In this series, we get to know the Artists behind the work with ten questions about their practice, their space, and their ideas. These are their Stories.
Jason Balducci’s Shop
Jason Balducci is a contemporary figurative painter who lives and works in Toronto, Canada. Originally from Italy, his colourful paintings and distinctive personal style emanates energy and spontaneity. His artworks express the vibrant spirit and atmosphere of the expressionist movement.
Jason sees art as a way to experiment and explore the unknown: both the inner personality of his models and of his own state of mind. For him, art serves not only to depict the reality, but also to subjectively rethink it, open a dialogue, express personal associations, and find new meanings.
As a contemporary figurative painter, how has your style of art develop?
Active colours, uneven layers, fragmental bodies, sketchy lines and unconventional mixture of techniques and materials are my typical expressive means.
I see art as a way to experiment and explore the unknown: both the inner personality of the models and of my own state of mind. For me, art serves not only to depict the reality but also to subjectively rethink it, open a dialogue, express personal associations, and find new meanings.
Describe why you chose your particular medium?
It is always hard to explain the meaning of painting in words, especially if it is yours. What I can explain is the reason I paint, and it could be that we may wish to capture the experience of seeing something to which we respond, in some way, on canvas. Our marks on the canvas are our response to the voice, the tastes, and the touches we see.

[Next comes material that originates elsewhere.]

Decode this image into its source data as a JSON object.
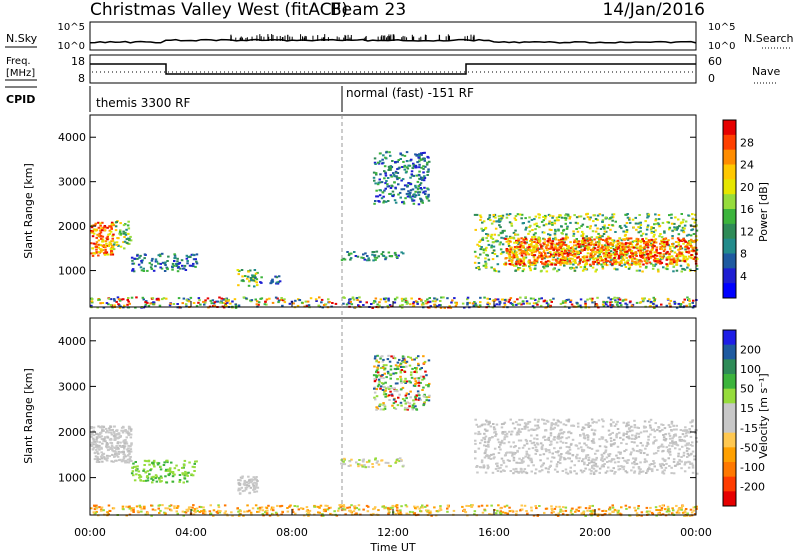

What is your favourite art piece that you’ve created?
The next one
Have you ever been unhappy with an art piece you created?
It happens all the time, I don’t like many pieces I make but I leave them for about a week to then go back and see them with different eyes. Most of time, I just cover them with another creation on top. I find that maybe that piece served only just as a background that gives me more layers for a new piece. It’s my unhappiness that pushes me to do more and get better. Otherwise, I would sit and rely only on my best pieces.
Why do you create art?
Why do we breathe? Art is essential to me as it could be the action of breathing, natural, automatic and necessary to survive.
What is your process when starting a new piece?
I never know what my paintings will look like before I begin and this mystery is exactly what creates the excitement and curiosity I need to stay inspired. I rely on my intuition to keep momentum, as my paintings emerge naturally on their own time. The real mistake we make as visual artists is to assume that what we see when we paint is something separate from us, that we simply observe or measure or record with our eyes. However, when we touchback or respond with our brush, we begin something sensual, a dance of sorts, and a conversation.
What inspires you to create your work? What do you want your art to express?
Music, movies, people, sleep, symmetry or asymmetry of objects, a bird singing, colours outside the lines, see things instead of just looking around. I love combining colours in unusual ways, and the act of simply playing with them, whether it’s on a canvas with paint or on my computer screen, inspires a lot of ideas for me. I look underneath the surface of what is seen, to find the places that are not seen, but felt. The spaces and places that have no words. Also, I have learned that my best work comes when I don’t really care about the outcome, when I’m just messing around with the art supplies. True creativity requires a willingness to play with the raw materials, whether those materials are paint, words etc.
If art was never part of your life, where would you be?
In a colourless, soundless, shapeless, tasteless office. Art, in its many forms, is a necessity of life. It is beneath the building structure of anything and everything. A life and a world without art would be quiet and dull.
Taking a break from art, how do you spend your free time?
Playing music, riding the bike, cooking, exercising, reading, traveling.
Where would you like your art to take you in the next 5 – 10 years?
Traveling the world, teaching how creatives think. One major problem is that society does not recognize art as a fundamental need, but rather a hobby. When many people hear “art” they immediately resort to fine art such as paintings or drawings. Art creates variety and difference in the world. It is not just a physical element but also a mental element. Emotions and thought processes are caused by a momentum of creative thought.